O ex-presidente também criticou a Polícia Federal (PF), o ministro do STF Alexandre de Moraes, o ex-ministro da Justiça Flávio Dino e o Gabinete de Segurança Institucional (GSI), sugerindo omissão por parte das autoridades na contenção dos atos violentos. Segundo Bolsonaro, havia informes prévios sobre a possibilidade de ataques, mas nenhuma ação teria sido tomada para evitá-los. “Por que a PF, do Alexandre de Moraes, não levantou isso aí? Por que o Flávio Dino não apresenta as imagens? Por que o GSI, do general G. Dias, aquele que tava passeando dentro da Presidência da República naquele dia, não tomou providência no tocante a mais de 30 informes da Abin que ia ter confusão em Brasília? Foi um negócio programado”, afirmou.
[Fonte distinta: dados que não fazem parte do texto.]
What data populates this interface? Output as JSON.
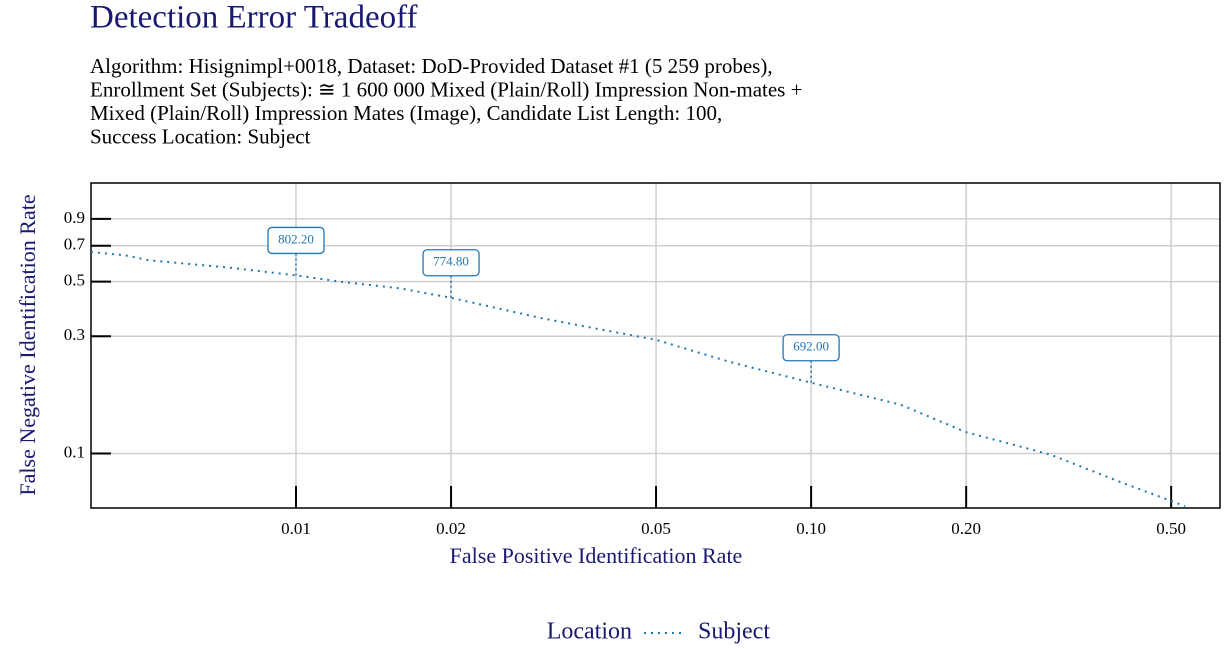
{
  "chart_data": {
    "type": "line",
    "title": "Detection Error Tradeoff",
    "subtitle": [
      "Algorithm: Hisignimpl+0018, Dataset: DoD-Provided Dataset #1 (5 259 probes),",
      "Enrollment Set (Subjects): ≅ 1 600 000 Mixed (Plain/Roll) Impression Non-mates +",
      "Mixed (Plain/Roll) Impression Mates (Image), Candidate List Length: 100,",
      "Success Location: Subject"
    ],
    "x_label": "False Positive Identification Rate",
    "y_label": "False Negative Identification Rate",
    "legend_title": "Location",
    "x": [
      0.004,
      0.00466,
      0.0052,
      0.00745,
      0.01,
      0.0122,
      0.0159,
      0.02,
      0.0298,
      0.0389,
      0.05,
      0.0694,
      0.1,
      0.149,
      0.2,
      0.291,
      0.398,
      0.532
    ],
    "series": [
      {
        "name": "Subject",
        "color": "#1f77b4",
        "values": [
          0.66,
          0.64,
          0.61,
          0.57,
          0.53,
          0.5,
          0.47,
          0.43,
          0.356,
          0.32,
          0.29,
          0.236,
          0.194,
          0.158,
          0.122,
          0.099,
          0.0766,
          0.061
        ]
      }
    ],
    "annotations": [
      {
        "text": "802.20",
        "x": 0.01,
        "y": 0.53
      },
      {
        "text": "774.80",
        "x": 0.02,
        "y": 0.43
      },
      {
        "text": "692.00",
        "x": 0.1,
        "y": 0.194
      }
    ],
    "xscale": "log",
    "yscale": "log",
    "xlim": [
      0.004,
      0.622
    ],
    "ylim": [
      0.06,
      1.26
    ],
    "xticks": [
      0.01,
      0.02,
      0.05,
      {
        "value": 0.1,
        "label": "0.10"
      },
      {
        "value": 0.2,
        "label": "0.20"
      },
      {
        "value": 0.5,
        "label": "0.50"
      }
    ],
    "yticks": [
      0.9,
      0.7,
      0.5,
      0.3,
      0.1
    ],
    "grid": true,
    "legend": "bottom"
  }
}
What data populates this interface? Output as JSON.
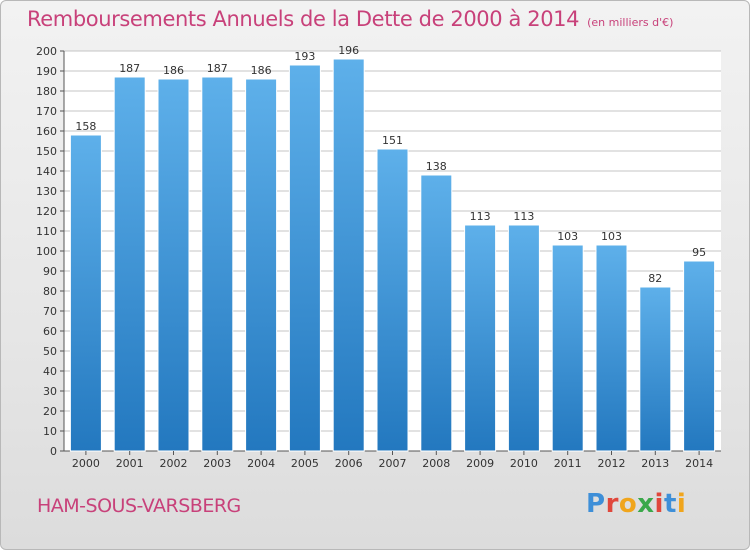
{
  "header": {
    "title": "Remboursements Annuels de la Dette de 2000 à 2014",
    "subtitle": "(en milliers d'€)"
  },
  "footer": {
    "commune": "HAM-SOUS-VARSBERG",
    "logo_text": "Proxiti",
    "logo_colors": [
      "#3e8fd8",
      "#e0473c",
      "#f0a51c",
      "#3aa84a",
      "#e0473c",
      "#3e8fd8",
      "#f0a51c"
    ]
  },
  "colors": {
    "bar_light": "#5eb0ea",
    "bar_dark": "#2378bf",
    "title": "#c8417a",
    "grid": "#c4c4c4",
    "axis": "#555555"
  },
  "chart_data": {
    "type": "bar",
    "categories": [
      "2000",
      "2001",
      "2002",
      "2003",
      "2004",
      "2005",
      "2006",
      "2007",
      "2008",
      "2009",
      "2010",
      "2011",
      "2012",
      "2013",
      "2014"
    ],
    "values": [
      158,
      187,
      186,
      187,
      186,
      193,
      196,
      151,
      138,
      113,
      113,
      103,
      103,
      82,
      95
    ],
    "ylim": [
      0,
      200
    ],
    "ytick_step": 10,
    "grid": true,
    "xlabel": "",
    "ylabel": ""
  }
}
O vídeo de Bolsonaro foi publicado em meio ao julgamento no STF que analisa a denúncia apresentada pela Procuradoria-Geral da República (PGR) contra ele e sete aliados. O ex-presidente é acusado de envolvimento em uma suposta tentativa de golpe para impedir a posse de Luiz Inácio Lula da Silva (PT). Caso a denúncia seja aceita, Bolsonaro e os demais citados passarão a responder como réus no processo.
Além das acusações contra o governo petista, Bolsonaro minimizou os ataques às sedes dos Três Poderes e a possibilidade de um golpe de Estado. “No dia seguinte, tava todo mundo achando que ia ter golpe no Brasil. E ninguém sabia? Golpe com coitados com bíblias no braço, com terço, rezando com a Bandeira do Brasil. Pessoas humildes, não tinham tropas, não tinham armas, não tinham liderança, não tinha nada”, declarou.
A declaração do ex-presidente gerou repercussão imediata nas redes sociais e entre autoridades. Integrantes da base governista criticaram a publicação, afirmando que Bolsonaro tenta desviar o foco do julgamento no STF. Já seus aliados defenderam que ele tem o direito de questionar a condução das investigações e cobrar explicações sobre a atuação das forças de segurança no dia dos ataques.